The expected value of an exponentially distributed random variable $X$ is $E(X) = \int_{0}^{\infty} x\lambda e^{-\lambda x}dx$.
Obtaining this expected value neccessitates doing an integration by parts. The variance of $X$ can be computed using the fact that $V(X) = E(X^2) - [E(X)]^2$. The determination of $E(X^2)$ requires integrating by parts twice in succession. The results of these are $\mu = \frac{1}{\lambda}\; \sigma^2 = \frac{1}{\lambda^2}$. Both the mean and the standard deviation of the exponential distribution equal $\frac{1}{\lambda}$.

### 2.2.4.2 The Normal Distribution

Normal distributions are often used to represent real-valued random variables wohse distributions are not known. A continuous random variable $X$ is said to have a normal distribution with parameters $\mu$ and $\sigma$ (or $\mu$ and $\sigma^2$), where $-\infty < \mu < \infty$ and $0 < \sigma$, if the pdf of $X$ is $f(x; \mu, \sigma) = \frac{1}{\sigma \sqrt{2\pi}}e^{\frac{-(x-\mu)^2}{2\sigma^2}}$ where $-\infty < x < \infty$.

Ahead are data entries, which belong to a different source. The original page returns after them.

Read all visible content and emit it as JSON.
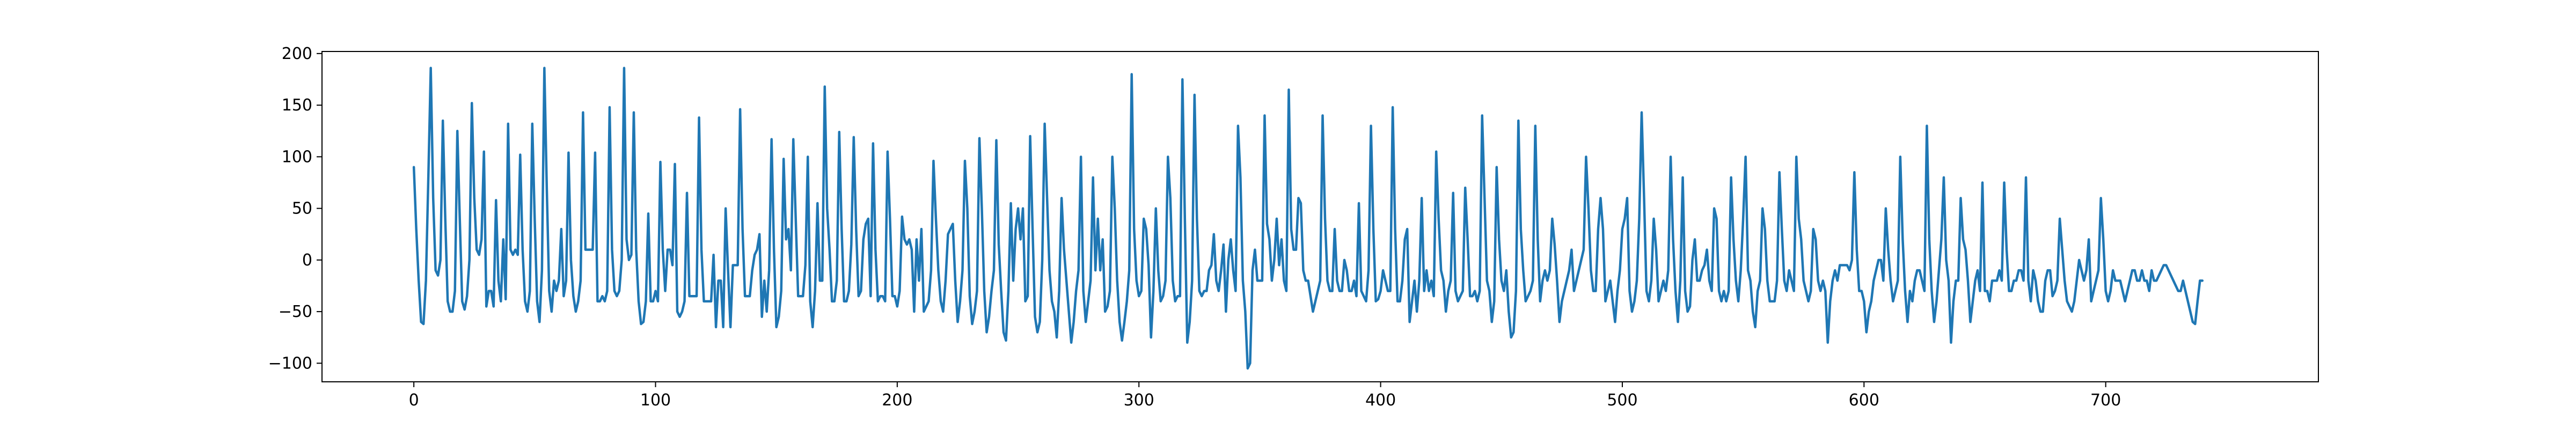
{
  "chart_data": {
    "type": "line",
    "title": "",
    "xlabel": "",
    "ylabel": "",
    "xlim": [
      -38,
      788
    ],
    "ylim": [
      -118,
      202
    ],
    "xticks": [
      0,
      100,
      200,
      300,
      400,
      500,
      600,
      700
    ],
    "yticks": [
      -100,
      -50,
      0,
      50,
      100,
      150,
      200
    ],
    "grid": false,
    "legend": "none",
    "line_color": "#1f77b4",
    "series": [
      {
        "x_start": 0,
        "x_step": 1,
        "values": [
          90,
          30,
          -20,
          -60,
          -62,
          -20,
          80,
          186,
          60,
          -10,
          -15,
          0,
          135,
          40,
          -40,
          -50,
          -50,
          -30,
          125,
          40,
          -40,
          -48,
          -35,
          0,
          152,
          60,
          10,
          5,
          20,
          105,
          -45,
          -30,
          -30,
          -45,
          58,
          -20,
          -40,
          20,
          -38,
          132,
          10,
          5,
          10,
          5,
          102,
          10,
          -40,
          -50,
          -30,
          132,
          40,
          -40,
          -60,
          -10,
          186,
          70,
          -30,
          -50,
          -20,
          -30,
          -20,
          30,
          -35,
          -20,
          104,
          0,
          -35,
          -50,
          -40,
          -20,
          143,
          10,
          10,
          10,
          10,
          104,
          -40,
          -40,
          -35,
          -40,
          -30,
          148,
          10,
          -30,
          -35,
          -30,
          0,
          186,
          20,
          0,
          5,
          143,
          10,
          -40,
          -62,
          -60,
          -40,
          45,
          -40,
          -40,
          -30,
          -40,
          95,
          10,
          -30,
          10,
          10,
          -5,
          93,
          -50,
          -55,
          -50,
          -40,
          65,
          -35,
          -35,
          -35,
          -35,
          138,
          10,
          -40,
          -40,
          -40,
          -40,
          5,
          -65,
          -20,
          -20,
          -65,
          50,
          -10,
          -65,
          -5,
          -5,
          -5,
          146,
          30,
          -35,
          -35,
          -35,
          -10,
          5,
          10,
          25,
          -55,
          -20,
          -50,
          -10,
          117,
          10,
          -65,
          -55,
          -30,
          98,
          20,
          30,
          -10,
          117,
          40,
          -35,
          -35,
          -35,
          -5,
          100,
          -40,
          -65,
          -30,
          55,
          -20,
          -20,
          168,
          50,
          10,
          -40,
          -40,
          -20,
          124,
          30,
          -40,
          -40,
          -30,
          15,
          119,
          30,
          -35,
          -30,
          20,
          35,
          40,
          -35,
          113,
          10,
          -40,
          -35,
          -35,
          -40,
          105,
          40,
          -35,
          -35,
          -45,
          -30,
          42,
          20,
          15,
          20,
          10,
          -50,
          20,
          -20,
          30,
          -50,
          -45,
          -40,
          -10,
          96,
          40,
          -10,
          -40,
          -50,
          -20,
          25,
          30,
          35,
          -20,
          -60,
          -40,
          -10,
          96,
          50,
          -35,
          -62,
          -50,
          -30,
          118,
          50,
          -30,
          -70,
          -55,
          -30,
          -10,
          116,
          15,
          -30,
          -70,
          -78,
          -30,
          55,
          -20,
          30,
          50,
          20,
          50,
          -40,
          -35,
          120,
          30,
          -55,
          -70,
          -60,
          0,
          132,
          60,
          -10,
          -40,
          -50,
          -75,
          -30,
          60,
          10,
          -20,
          -50,
          -80,
          -60,
          -30,
          -10,
          100,
          -30,
          -60,
          -40,
          -20,
          80,
          -10,
          40,
          -10,
          20,
          -50,
          -45,
          -30,
          100,
          50,
          -20,
          -60,
          -78,
          -60,
          -40,
          -10,
          180,
          30,
          -20,
          -35,
          -30,
          40,
          30,
          -5,
          -75,
          -30,
          50,
          -10,
          -40,
          -35,
          -20,
          100,
          60,
          -20,
          -40,
          -35,
          -35,
          175,
          40,
          -80,
          -60,
          -20,
          160,
          40,
          -30,
          -35,
          -30,
          -30,
          -10,
          -5,
          25,
          -20,
          -30,
          -10,
          15,
          -50,
          0,
          20,
          -10,
          -30,
          130,
          80,
          -20,
          -50,
          -105,
          -100,
          -10,
          10,
          -20,
          -20,
          -20,
          140,
          35,
          20,
          -20,
          0,
          40,
          -5,
          20,
          -20,
          -30,
          165,
          30,
          10,
          10,
          60,
          55,
          -10,
          -20,
          -20,
          -35,
          -50,
          -40,
          -30,
          -20,
          140,
          40,
          -20,
          -30,
          -30,
          30,
          -20,
          -30,
          -30,
          0,
          -10,
          -30,
          -30,
          -20,
          -35,
          55,
          -30,
          -35,
          -40,
          -10,
          130,
          30,
          -40,
          -38,
          -30,
          -10,
          -20,
          -30,
          -30,
          148,
          30,
          -40,
          -40,
          -20,
          20,
          30,
          -60,
          -40,
          -20,
          -50,
          -20,
          60,
          -30,
          -10,
          -30,
          -20,
          -35,
          105,
          40,
          -10,
          -20,
          -50,
          -30,
          -20,
          65,
          -30,
          -40,
          -35,
          -30,
          70,
          20,
          -35,
          -35,
          -30,
          -40,
          -30,
          140,
          60,
          -20,
          -30,
          -60,
          -40,
          90,
          20,
          -20,
          -30,
          -10,
          -50,
          -75,
          -70,
          -30,
          135,
          30,
          -10,
          -40,
          -35,
          -30,
          -20,
          130,
          20,
          -40,
          -20,
          -10,
          -20,
          -10,
          40,
          15,
          -20,
          -60,
          -40,
          -30,
          -20,
          -10,
          10,
          -30,
          -20,
          -10,
          0,
          10,
          100,
          50,
          -10,
          -30,
          -30,
          30,
          60,
          30,
          -40,
          -30,
          -20,
          -40,
          -60,
          -30,
          -10,
          30,
          40,
          60,
          -30,
          -50,
          -40,
          -20,
          40,
          143,
          60,
          -30,
          -40,
          -20,
          40,
          10,
          -40,
          -30,
          -20,
          -30,
          -10,
          100,
          20,
          -30,
          -60,
          -20,
          80,
          -30,
          -50,
          -45,
          0,
          20,
          -20,
          -20,
          -10,
          -5,
          10,
          -20,
          -30,
          50,
          40,
          -30,
          -40,
          -30,
          -40,
          -30,
          80,
          20,
          -20,
          -40,
          -10,
          40,
          100,
          -10,
          -20,
          -50,
          -65,
          -30,
          -20,
          50,
          30,
          -20,
          -40,
          -40,
          -40,
          -20,
          85,
          30,
          -20,
          -30,
          -10,
          -20,
          -30,
          100,
          40,
          20,
          -20,
          -30,
          -40,
          -30,
          30,
          20,
          -20,
          -30,
          -20,
          -30,
          -80,
          -40,
          -20,
          -10,
          -20,
          -5,
          -5,
          -5,
          -5,
          -10,
          0,
          85,
          10,
          -30,
          -30,
          -40,
          -70,
          -50,
          -40,
          -20,
          -10,
          0,
          0,
          -20,
          50,
          10,
          -20,
          -40,
          -30,
          -20,
          100,
          20,
          -30,
          -60,
          -30,
          -40,
          -20,
          -10,
          -10,
          -20,
          -30,
          130,
          20,
          -30,
          -60,
          -40,
          -10,
          20,
          80,
          0,
          -20,
          -80,
          -40,
          -20,
          -20,
          60,
          20,
          10,
          -20,
          -60,
          -40,
          -20,
          -10,
          -30,
          75,
          -30,
          -30,
          -40,
          -20,
          -20,
          -20,
          -10,
          -20,
          75,
          10,
          -30,
          -30,
          -20,
          -20,
          -10,
          -10,
          -20,
          80,
          -20,
          -40,
          -10,
          -20,
          -40,
          -50,
          -50,
          -20,
          -10,
          -10,
          -35,
          -30,
          -20,
          40,
          10,
          -20,
          -40,
          -45,
          -50,
          -40,
          -20,
          0,
          -10,
          -20,
          -10,
          20,
          -40,
          -30,
          -20,
          -10,
          60,
          20,
          -30,
          -40,
          -30,
          -10,
          -20,
          -20,
          -20,
          -30,
          -40,
          -30,
          -20,
          -10,
          -10,
          -20,
          -20,
          -10,
          -20,
          -20,
          -30,
          -10,
          -20,
          -20,
          -15,
          -10,
          -5,
          -5,
          -10,
          -15,
          -20,
          -25,
          -30,
          -30,
          -20,
          -30,
          -40,
          -50,
          -60,
          -62,
          -40,
          -20,
          -20
        ]
      }
    ]
  }
}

The computation of $P(a \le X \le b)$ when $X$ is a normal random variable with parameters $\mu$ and $\sigma$ requires evaluating
\begin{gather*}
\int_a^b \frac{1}{\sigma \sqrt{2\pi}}e^{\frac{-(x-\mu)^2}{2\sigma^2}} dx
\end{gather*}

The normal distribution with parameter values $\mu = 0$ and $\sigma = 1$ is called the standard normal distribution. A random variable having a standard normal distribution is called a standard normal random variable and will be denoted by $Z$. The pdf of $Z$ is $f(z; 0, 1) = \frac{1}{\sqrt{2\pi}}e^{\frac{-z^2}{2}}$ where $-\infty < x < \infty$. the function of f(z; 0, 1) is known as the normal curve (or z curve). its inflection points are at 1 and -1. The cdf of $Z$ is $P(Z \le z) = \int_{-\infty}^Z f(y; 0, 1) dy$, which is denoted by $\Phi(z)$.

A normal distribution, $X ~ N(\mu, \sigma^2)$ can be converted to the standardized variables $Z = \frac{X-\mu}{\sigma}$.